En poursuivant l'examen jusqu'à la dixième plus grande ville, on découvre que Paris demeure avec le plus faible pourcentage d'adjoints par rapport au nombre total de conseillers : Toulouse et Nice, une ville de gauche, une ville de droite, en ont 26 pour 69 élus (37,7%), Nantes (PS), 25 pour 65 élus (38,5%), Strasbourg (PS), 17 adjoints pour 65 aussi (26,2%), Montpellier (PS), 23 pour 61 (37,7%), Bordeaux (UMP), 24 pour 61 élus également (39,3%) et Lille, 23 adjoints pour 59 conseillers (39%).
Le 15e arrondissement atteint le taux record de 50%
Quant au nombre d'adjoints comparé à la population, Paris est - de très loin - la ville la moins consommatrice. Elle a proportionnellement deux fois moins d'adjoints que Marseille et presque trois fois moins que Lyon. S'agissant des sept villes suivantes, la proportion va d'un adjoint pour 17.200 habitants à Toulouse jusqu'à un pour 9.870 à Lille, en passant par un pour 16.000 à Strasbourg et un pour 11.480 à Nantes ou à Montpellier.
La conclusion est que, contrairement à ce que veut laisser croire NKM, puisque tel est le but de cette opération médiatique, Paris n'est pas en décalage négatif par rapport aux autres villes de France.

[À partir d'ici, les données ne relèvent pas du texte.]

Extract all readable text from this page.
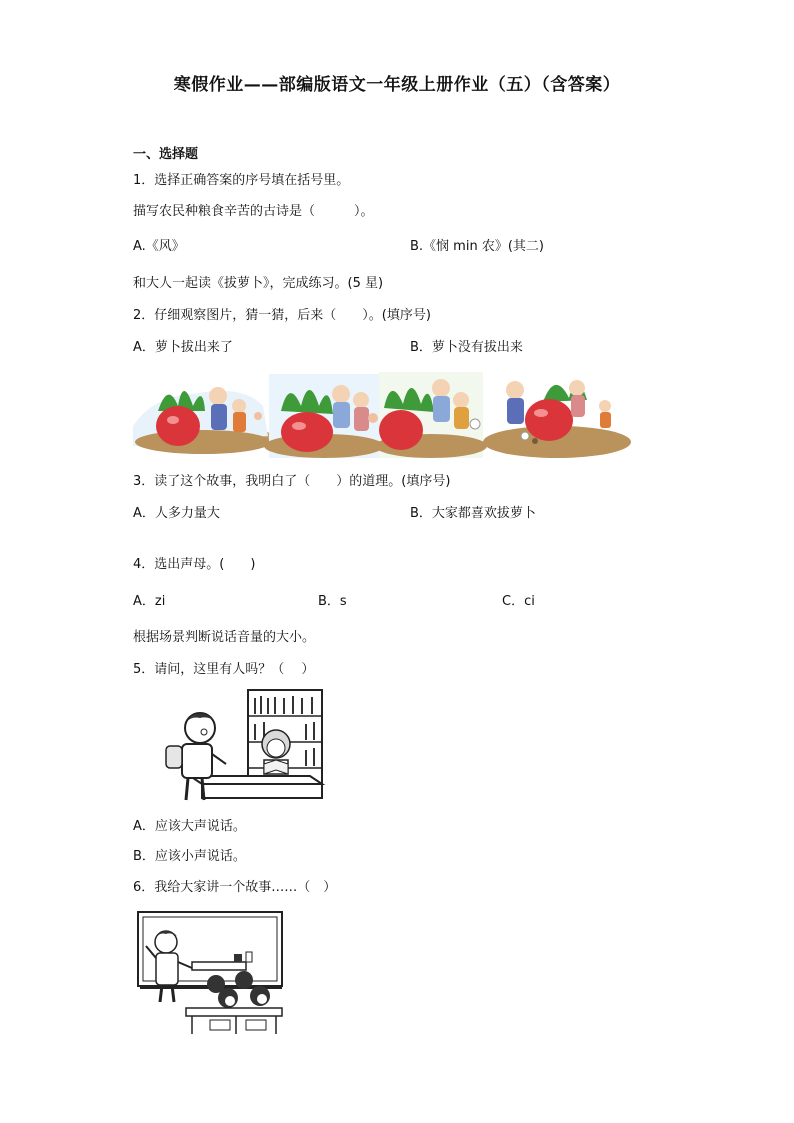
寒假作业——部编版语文一年级上册作业（五）（含答案）
一、选择题
1．选择正确答案的序号填在括号里。
描写农民种粮食辛苦的古诗是（　　　）。
A.《风》	B.《悯 min 农》(其二)
和大人一起读《拔萝卜》，完成练习。(5 星)
2．仔细观察图片，猜一猜，后来（　　）。(填序号)
A．萝卜拔出来了	B．萝卜没有拔出来
3．读了这个故事，我明白了（　　）的道理。(填序号)
A．人多力量大	B．大家都喜欢拔萝卜
4．选出声母。(　　)
A．zi	B．s	C．ci
根据场景判断说话音量的大小。
5．请问，这里有人吗？（　 ）
A．应该大声说话。
B．应该小声说话。
6．我给大家讲一个故事……（　）
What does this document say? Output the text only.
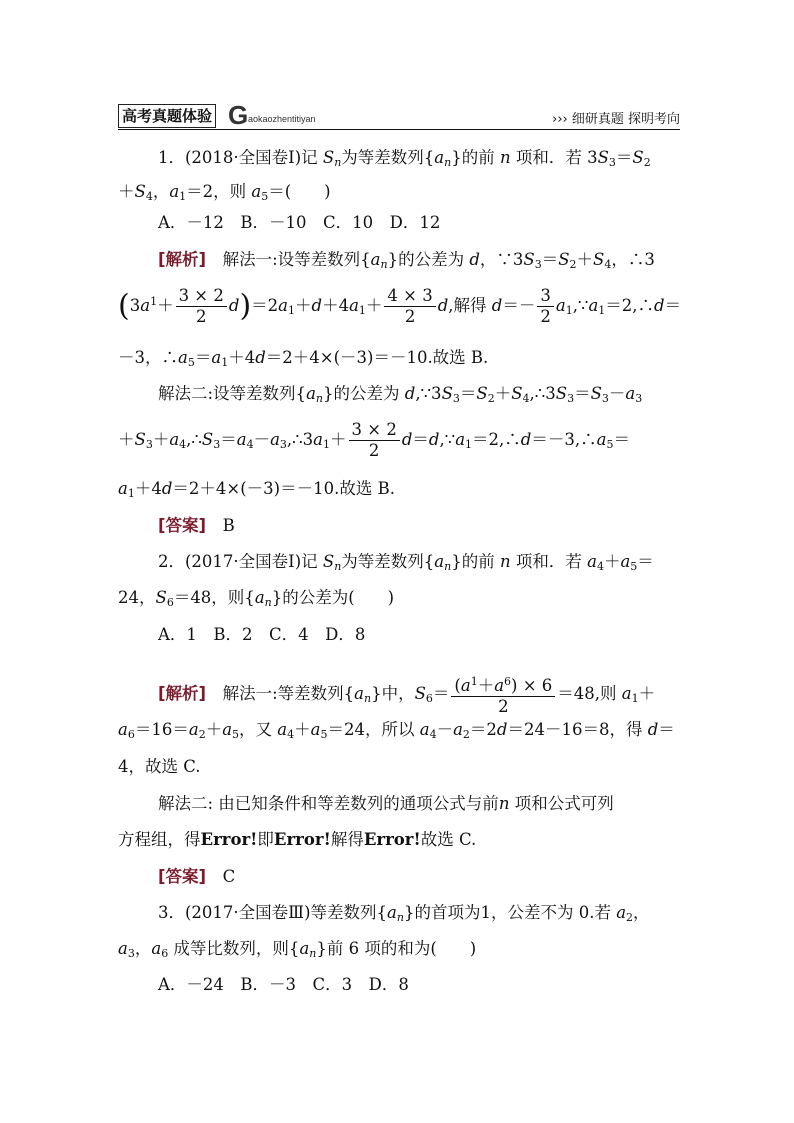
高考真题体验 G aokaozhentitiyan	››› 细研真题 探明考向
1．(2018·全国卷Ⅰ)记 $S_n$为等差数列$\{a_n\}$的前 n 项和．若 $3S_3=S_2$
$+S_4$，$a_1=2$，则 $a_5=$(　　)
A．－12　B．－10　C．10　D．12
[解析]　解法一:设等差数列$\{a_n\}$的公差为 d，$\because 3S_3=S_2+S_4$，∴3
$(3a^1+ \frac{3 \times 2}{2} d)=2a_1+d+4a_1+ \frac{4 \times 3}{2} d$,解得 $d=- \frac{3}{2}$ $a_1,\because a_1=2,\therefore d=$
－3，$\therefore a_5=a_1+4d=2+4\times(-3)=-10$.故选 B.
解法二:设等差数列$\{a_n\}$的公差为 $d,\because 3S_3=S_2+S_4,\therefore 3S_3=S_3-a_3$
$+S_3+a_4,\therefore S_3=a_4-a_3,\therefore 3a_1+ \frac{3 \times 2}{2}$ $d=d,\because a_1=2,\therefore d=-3,\therefore a_5=$
$a_1+4d=2+4\times(-3)=-10$.故选 B.
[答案]　 B
2．(2017·全国卷Ⅰ)记 $S_n$为等差数列$\{a_n\}$的前 n 项和．若 $a_4+a_5=$
24，$S_6=48$，则$\{a_n\}$的公差为(　　)
A．1　B．2　C．4　D．8
[解析]　解法一:等差数列$\{a_n\}$中，$S_6= \frac{(a^1+a^6) \times 6}{2} =48$,则 $a_1+$
$a_6=16=a_2+a_5$，又 $a_4+a_5=24$，所以 $a_4-a_2=2d=24-16=8$，得 d＝
4，故选 C.
解法二: 由已知条件和等差数列的通项公式与前n 项和公式可列
方程组，得Error!即Error!解得Error!故选 C.
[答案]　 C
3．(2017·全国卷Ⅲ)等差数列$\{a_n\}$的首项为1，公差不为 0.若 $a_2$，
$a_3$，$a_6$ 成等比数列，则$\{a_n\}$前 6 项的和为(　　)
A．－24　B．－3　C．3　D．8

Elle aurait même peut-être tendance à être en décalage positif par rapport aux neuf villes qui la suivent sur le plan démographique. Il est tout à fait compréhensible - et louable - que la candidate de l'UMP préconise des économies dans ce domaine en cette période de crise. Mais sa revendication serait plus crédible si elle avait une portée générale pour l'ensemble des grandes villes de l'Hexagone.
D'autant qu'un examen encore plus détaillé dans chaque conseil d'arrondissement de la capitale - les électeurs de Paris, Lyon et Marseille désignent non seulement des conseillers municipaux au niveau de la ville mais aussi au sein de chaque arrondissement -, montre que la palme du nombre des adjoints est détenue par un maire de droite. Philippe Goujon, patron de la fédération de Paris de l'UMP depuis 2003 et maire du 15e, est à la tête d'un conseil d'arrondissement de 40 élus dans lequel il y a 20 adjoints (50% du total). Il devance de peu le maire (EELV) du 2e arrondissement, Jacques Boutault, qui a 6 adjoints dans un conseil de 13 membres.
La plus économe en adjoints à Paris est la maire (UMP) du 7e, Rachida Dati qui en à 4 dans un conseil de 15 élus, soit 26,7%. En dehors de ces extrêmes, la proportion d'adjoints dans chaque conseil d'arrondissement oscille entre 30% et 38,5%. Enfin, le conseil d'arrondissement le plus familial est celui du 5e où le maire sortant (qui ne se représente pas), Jean Tiberi, a pour 5e adjoint son fils, Dominique Tiberi, candidat dissident de droite contre... NKM.